Build Side Projects Efficiently
Around 2 weeks ago I talked about HTMX the first time I played with it. I wanted to understand the buzz around it and find out if it would make me productive, while also exploring renewed ideas. I've been working on a personal budgeting app, mostly driven by privacy concerns. I really don't like the idea that my personal financial data should be stored anywhere but on my local machine. I'm not looking for anything complex as long as I can analyze quickly my spending trends over time and where the money is going. This is the third time I'm doing it and definitely the most productive one. I took the chance to look back at my previous attempts, some of which made it actually quite far.

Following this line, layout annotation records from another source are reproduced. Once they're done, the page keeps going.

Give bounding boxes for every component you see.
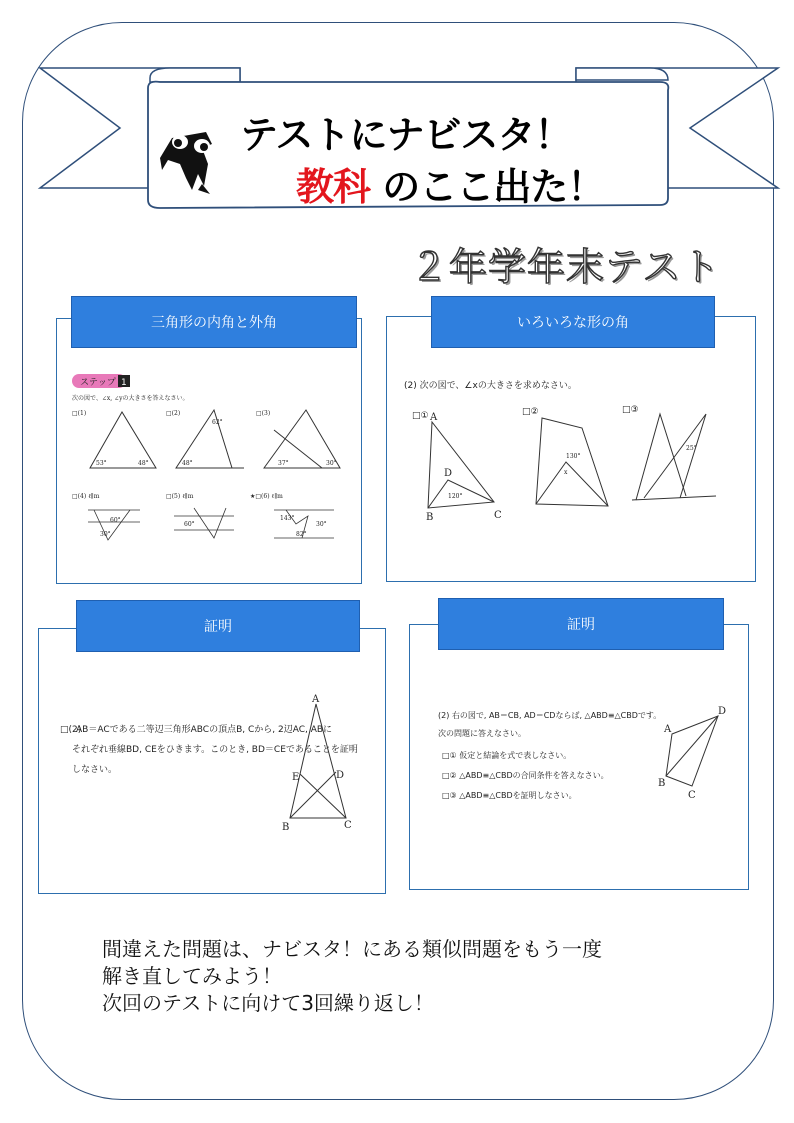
angle-label: 48° [138,460,149,467]
angles-instruction: (2) 次の図で、∠xの大きさを求めなさい。 [404,381,577,391]
vertex-label: D [444,468,453,479]
proof-2-line: 次の問題に答えなさい。 [438,729,526,738]
angle-label: 37° [278,460,289,467]
header-title: テストにナビスタ！ [240,113,572,157]
vertex-label: E [292,772,300,783]
proof-1-problem: □(2) [60,725,82,735]
footer-line-2: 解き直してみよう！ [102,964,282,988]
angle-label: 60° [110,517,121,524]
figure-various-angles [396,370,746,570]
vertex-label: D [336,770,345,781]
figure-congruence-proof [430,700,740,820]
angle-label: 48° [182,460,193,467]
vertex-label: C [344,820,352,831]
angle-label: 143° [280,515,295,522]
vertex-label: B [282,822,290,833]
angle-label: 82° [296,531,307,538]
problem-5-label: □(5) ℓ∥m [166,493,194,500]
angle-label: 60° [184,521,195,528]
panel-tab-proof-2: 証明 [438,598,724,650]
angle-label: 30° [326,460,337,467]
proof-2-line: □③ △ABD≡△CBDを証明しなさい。 [442,791,577,800]
problem-1-label: □(1) [72,410,87,417]
angle-label: 25° [686,445,697,452]
panel-tab-proof-1: 証明 [76,600,360,652]
step-number: 1 [121,378,127,388]
step-badge: ステップ [80,378,116,388]
panel-tab-triangle-angles: 三角形の内角と外角 [71,296,357,348]
problem-4-label: □(4) ℓ∥m [72,493,100,500]
exam-subtitle: ２年学年末テスト [410,245,721,289]
proof-2-line: (2) 右の図で, AB＝CB, AD＝CDならば, △ABD≡△CBDです。 [438,711,662,720]
mascot-logo [158,124,228,196]
panel-tab-various-angles: いろいろな形の角 [431,296,715,348]
angle-label: 130° [566,453,581,460]
footer-line-3: 次回のテストに向けて3回繰り返し！ [102,991,434,1015]
angle-label: 62° [212,419,223,426]
vertex-label: C [494,510,502,521]
vertex-label: D [718,706,727,717]
angle-label: 120° [448,493,463,500]
header-title-line2 [296,156,604,211]
proof-1-text: しなさい。 [72,765,118,775]
figure-triangle-problems [64,370,354,570]
problem-2-label: □(2) [166,410,181,417]
problem-6-label: ★□(6) ℓ∥m [250,493,283,500]
footer-line-1: 間違えた問題は、ナビスタ！にある類似問題をもう一度 [102,937,602,961]
vertex-label: A [312,694,320,705]
angle-label: 53° [96,460,107,467]
problem-1-label: □① [412,411,429,421]
figure-isosceles-proof [56,690,376,840]
vertex-label: B [658,778,666,789]
vertex-label: C [688,790,696,801]
problem-3-label: □(3) [256,410,271,417]
vertex-label: A [664,724,672,735]
proof-2-line: □② △ABD≡△CBDの合同条件を答えなさい。 [442,771,609,780]
proof-1-text: それぞれ垂線BD, CEをひきます。このとき, BD＝CEであることを証明 [72,745,358,755]
proof-2-line: □① 仮定と結論を式で表しなさい。 [442,751,572,760]
header-title-rest: のここ出た！ [370,165,605,209]
footer-message [102,936,602,1017]
angle-label: 30° [100,531,111,538]
subject-placeholder: 教科 [296,165,371,209]
vertex-label: B [426,512,434,523]
angle-label: 30° [316,521,327,528]
triangle-instruction: 次の図で、∠x, ∠yの大きさを答えなさい。 [72,395,189,402]
angle-variable: x [564,469,568,476]
problem-3-label: □③ [622,405,639,415]
problem-2-label: □② [522,407,539,417]
vertex-label: A [430,412,438,423]
proof-1-text: AB＝ACである二等辺三角形ABCの頂点B, Cから, 2辺AC, ABに [76,725,333,735]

Some of the mistakes I made:
- Not clarifying the bare minimum functionalities: what is the set of features that would allow me to use this app as soon as possible? I envisioned an ideal final state and didn't bring it down to its bare bones. This often led to building features too future-proof when I didn't even know what the future was holding. Early abstractions, trying to cover too many "nice-to-haves" earlier than necessary, ... . On my third attempt I wrote down the absolute minimum the app needs to do well. I got there really fast and I can already use it today.
- Trying too many new tools/frameworks at the same time: this slowed me down in the beginning and made things frustrating more often than not. Some frameworks are worth exploring but I realized that combining too many new things together can be discouraging given how it affects your pace. If you don't start using them regularly, by the time you get back to it, the muscle memory is partially gone so it continues to be an intermittent frustration. This time I realized that HTMX made me productive right off the bat, a lot of concepts clicked right away. I tried to stick to Go adding a library or framework only when I was hitting a barrier, no earlier.

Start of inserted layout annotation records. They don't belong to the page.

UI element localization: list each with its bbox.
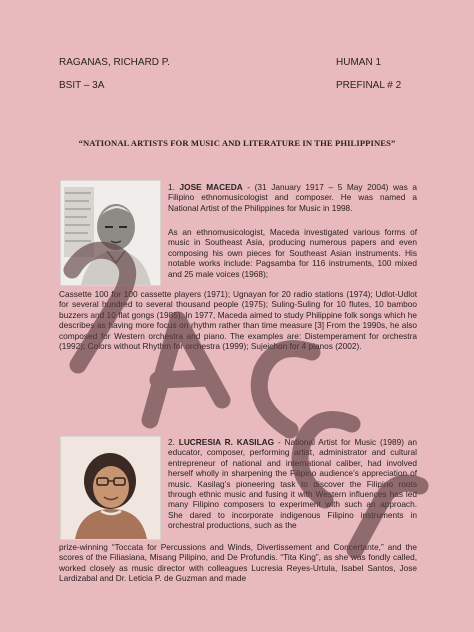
maceda-number: 1.	[168, 182, 175, 192]
assessment-label: PREFINAL # 2	[336, 80, 402, 91]
maceda-paragraph-b: Cassette 100 for 100 cassette players (1971); Ugnayan for 20 radio stations (1974); Udlot-Udlot for several hundred to several thousand people (1975); Suling-Suling for 10 flutes, 10 bamboo buzzers and 10 flat gongs (1985). In 1977, Maceda aimed to study Philippine folk songs which he describes as having more focus on rhythm rather than time measure [3] From the 1990s, he also composed for Western orchestra and piano. The examples are: Distemperament for orchestra (1992); Colors without Rhythm for orchestra (1999); Sujeichon for 4 pianos (2002).	[59, 289, 417, 352]
kasilag-paragraph-b: prize-winning “Toccata for Percussions and Winds, Divertissement and Concertante,” and the scores of the Filiasiana, Misang Pilipino, and De Profundis. “Tita King”, as she was fondly called, worked closely as music director with colleagues Lucresia Reyes-Urtula, Isabel Santos, Jose Lardizabal and Dr. Leticia P. de Guzman and made	[59, 542, 417, 584]
kasilag-intro-text: - National Artist for Music (1989) an educator, composer, performing artist, administrator and cultural entrepreneur of national and international caliber, had involved herself wholly in sharpening the Filipino audience’s appreciation of music. Kasilag’s pioneering task to discover the Filipino roots through ethnic music and fusing it with Western influences has led many Filipino composers to experiment with such an approach. She dared to incorporate indigenous Filipino instruments in orchestral productions, such as the	[168, 437, 418, 531]
author-name: RAGANAS, RICHARD P.	[59, 57, 170, 68]
course-code: HUMAN 1	[336, 57, 382, 68]
kasilag-name: LUCRESIA R. KASILAG	[178, 437, 275, 447]
maceda-intro	[168, 182, 417, 213]
maceda-name: JOSE MACEDA	[179, 182, 243, 192]
jose-maceda-photo	[60, 180, 161, 286]
maceda-intro-text: - (31 January 1917 – 5 May 2004) was a Filipino ethnomusicologist and composer. He was named a National Artist of the Philippines for Music in 1998.	[168, 182, 417, 213]
kasilag-number: 2.	[168, 437, 175, 447]
kasilag-intro	[168, 437, 417, 531]
lucresia-kasilag-photo	[60, 436, 161, 540]
document-title: “NATIONAL ARTISTS FOR MUSIC AND LITERATURE IN THE PHILIPPINES”	[78, 138, 396, 148]
section-label: BSIT – 3A	[59, 80, 105, 91]
maceda-paragraph-a: As an ethnomusicologist, Maceda investigated various forms of music in Southeast Asia, producing numerous papers and even composing his own pieces for Southeast Asian instruments. His notable works include: Pagsamba for 116 instruments, 100 mixed and 25 male voices (1968);	[168, 227, 417, 279]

- Trying to serve imaginary users: focusing too much on making one user flow perfect before moving to the next one. This makes it incredibly slow and you are rewarding the short term goal sacrificing looking at the project as a whole. I was worried about not addressing these issues earlier but since I'm not creating a 100k loc project it is pretty easy to go back and refactor. In the end I am the user. I don't need to tackle edge cases or specific error handling or even loading states. I can handle it later, right now I know how to make a flow work. If that flow doesn't work then I fix it and move on. This brought me to a comprehensive view of the project much sooner.
Thoughts
This was definitely not a complete list, I was thinking about it as I reviewed the project progress after using HTMX. I was surprised at how quickly I got as far as my last attempt in a much shorter amount of time. It's just Go, HTML and CSS. Tailwind in this case was helpful, since I have good familiarity with CSS I can just use classes intuitively. Even today I spent a few hours on the project and was able to tackle way more than I anticipated. Not having to deal with an additional layer of configurations for the front-end is refreshing and generally maintaining a type system all in one place makes it so nice to work with. Today I moved from go templates to using Templ and my productivity got another boost, refactoring to use it was very quick and being able to use Go directly with your HTML without having to worry about the templating syntax makes it a smooth experience.

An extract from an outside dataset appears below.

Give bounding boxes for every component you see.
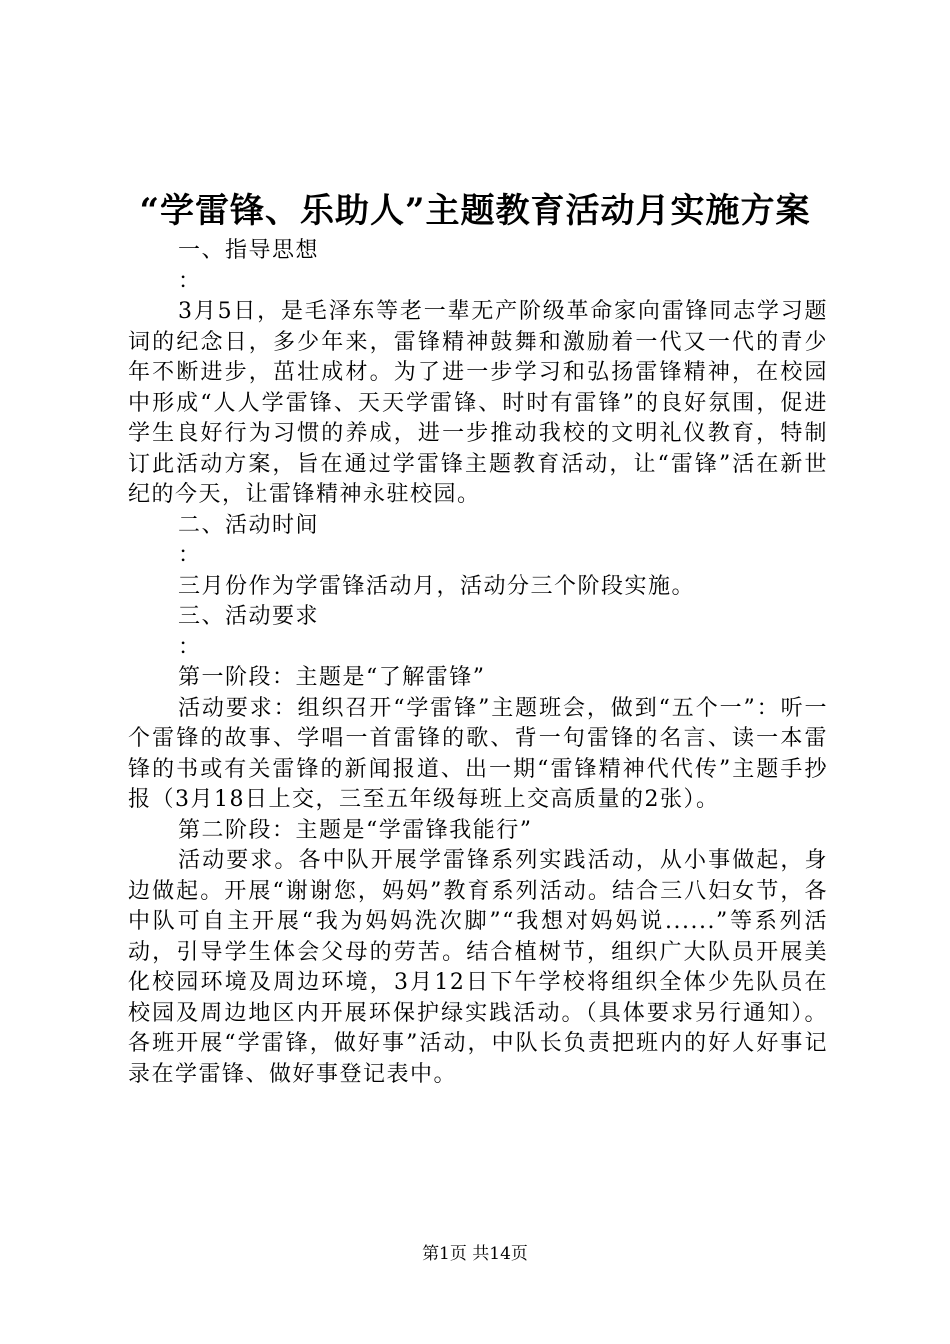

I think it's important to find a balance between opportunities to learn something new and feeling productive. I'd recommend building things as layers e2e. On my next layer I will most likely handle validation, loading states and error handling. Right now I can already use the app and I know I shouldn't use an empty vendor name for a transaction, I know that I can only handle csv uploads from one bank only but that's actually good enough. If this turns out to be something that others could find useful then I'll add an auth layer and the concept of accounts, but I really don't need it now. I remember spending quite some time on it on my previous iterations and while also not being the most exciting thing to work on, it was (in the end) a waste of time.